Broadway sales slide as spring break ends
Broadway’s spring break is definitely over: Box office last week was down almost across the board, with the biggest drops reported at the shows most fueled by city visitors. Still, there were some notable victories — including at “Death of a Salesman” and “Gore Vidal’s The Best Man,” two plays that secured spots in the frame’s Top 10.
It’s not all that common for one non-musical to stake out a perch in the Top 10, much less two. But last week almost every single musical on the boards saw sales slow, while both “Salesman” ($892,533) — once again breaking a house record with only seven perfs per week rather than the standard eight — and “Best Man” ($860,132), upticked by enough to make the shortlist.

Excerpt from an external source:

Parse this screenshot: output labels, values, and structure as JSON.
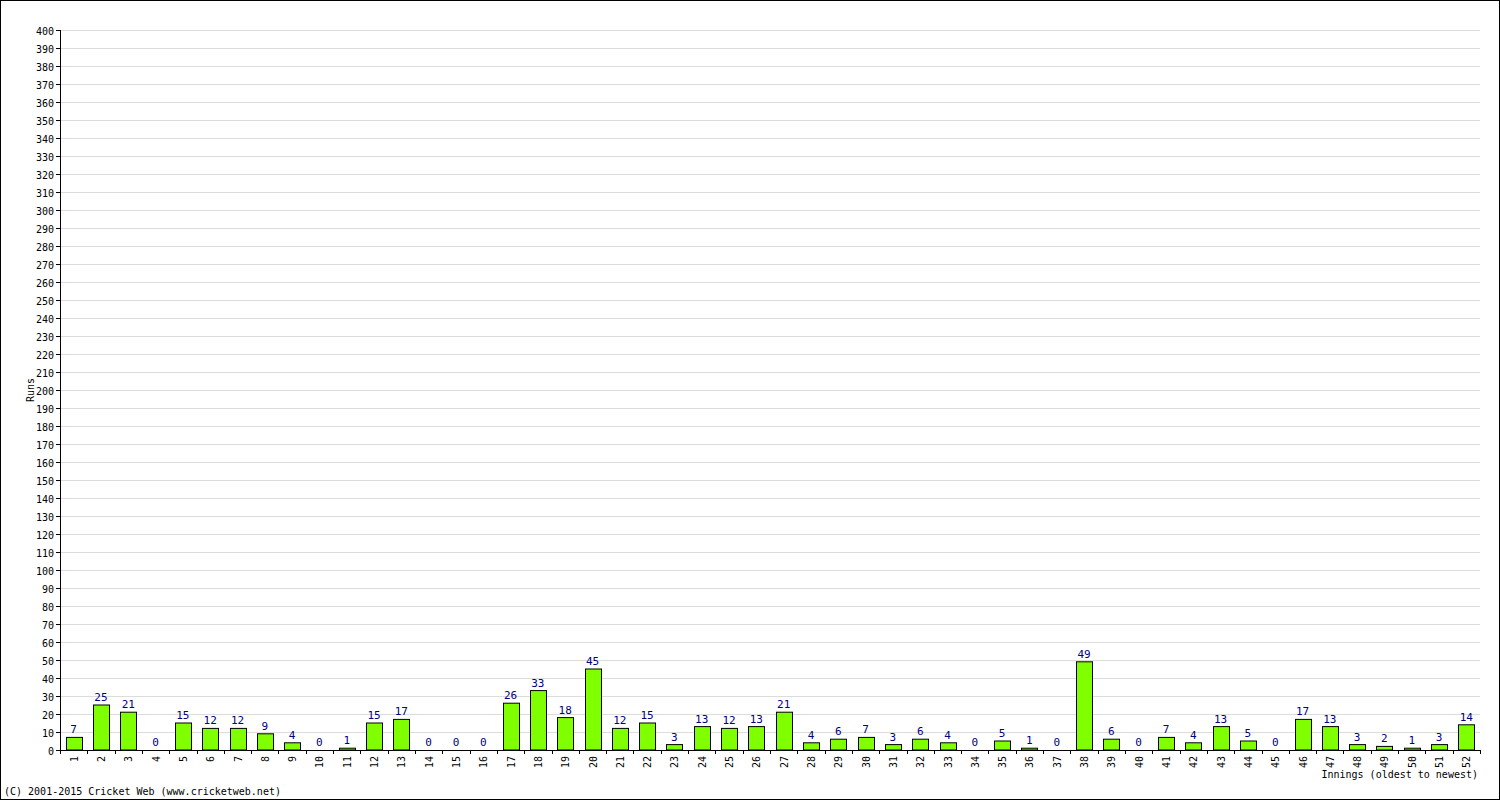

The only tuner to rise last week was “Nice Work If You Can Get It” ($929,949), in a frame that included some press perfs. That show, toplined by Matthew Broderick and Kelli O’Hara and incorporating familiar Gershwin tunes, has shaped up into a strong B.O. contender even before it opens later this week.
Otherwise, the Main Stem’s musical slate waved goodbye to the prior sesh’s tourist bounty, with the heftiest dips logged at productions most reliant on visitor business. “Mary Poppins” ($845,512), a reliable indicator of Streetwide sales from out-of-town family audiences, was down a whopping 34% (or $430,000), and “How to Succeed in Business Without Really Trying” ($517,934) plummeted 30% despite playing a ninth perf last week. Longrunners “The Phantom of the Opera” ($836,141) and “Mamma Mia!” ($734,105), also popular with tourists, were off by more than 25% each.
Among newer offerings, both “Ghost” ($529,927) and “Leap of Faith” ($268,530) were both down as they headed toward their respective openings, with “Ghost” able to attribute its dip to press perfs prior to its Monday opening.
Whereas musicals slow down as the tourist tide goes out, plays tend to remains relatively unaffected by such trends, since so many non-tuner productions depend on the local pool of play fans for sales. Take the well-reviewed “Clybourne Park” ($282,159), which was up despite accommodating press perfs and its opening night last week.
Nonetheless, the plays parked on the lower end of the sales spectrum tended to remain there, including “Seminar” ($166,557), “Magic/Bird” ($163,223) and “The Lyons” ($129,854).